В 1755 году В*** выставил в Салоне, кроме портрета старшего сына дофина, портреты знатных дам в парадных туалетах или в образе Венеры; вскоре он узнал, что его молодые собратья по Академии окрестили эти картины «слащавыми безделками». Ему было больно слышать такие отзывы.

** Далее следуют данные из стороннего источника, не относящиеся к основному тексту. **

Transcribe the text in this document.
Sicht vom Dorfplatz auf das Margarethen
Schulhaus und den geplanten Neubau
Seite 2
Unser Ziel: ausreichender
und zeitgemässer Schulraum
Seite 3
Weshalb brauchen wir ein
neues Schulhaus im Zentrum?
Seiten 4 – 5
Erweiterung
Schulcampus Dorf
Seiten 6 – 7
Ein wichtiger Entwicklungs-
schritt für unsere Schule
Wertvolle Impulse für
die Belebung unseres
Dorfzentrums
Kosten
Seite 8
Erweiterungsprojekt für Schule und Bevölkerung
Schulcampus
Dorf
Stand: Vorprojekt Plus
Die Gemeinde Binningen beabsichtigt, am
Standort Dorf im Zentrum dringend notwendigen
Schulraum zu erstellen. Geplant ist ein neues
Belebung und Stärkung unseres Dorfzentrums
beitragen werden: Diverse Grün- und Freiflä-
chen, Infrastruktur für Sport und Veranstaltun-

Вернувшись домой, он в поисках утешения вынул «Семейный портрет»из ящика, где тот пребывал с момента переезда, изучил его взглядом художника и не нашел в нем ничего слащавого: Софи была красива, платье ее — великолепно. Затем он взглянул на картину глазами отца: Полина ему понравилась, она выглядела еще трогательнее, чем Мари-Шарлотта, зато Жан-Никола внушил жалость. Батист не понимал, как отец не смог разглядеть то, что не осталось скрытым от художника: мальчик на портрете был несчастен — натянутая улыбка, боязливый взгляд, осунувшееся личико; красивый пунцовый костюм не красил, а казалось, душил его. Батист вспомнил, что писал Жана-Никола в те дни, когда они жили на набережной Межиссери и в глубине квартиры мучительно медленно угасали Мари-Шарлотта и Софи. Но горше всего было видеть теперь этого мальчика с кистью в руке, готового искусно раскрасить портрет своего младшего братца. В***, как всегда, склонный к самоиронии, сказал себе, что написал не красивого ребенка, как ему казалось в то время, а распятого. Чья казнь уже свершилась. Consummatum…Он сказал это себе спокойно — да что там, почти весело… а потом заплакал. Заплакал впервые после смерти Жана-Никола.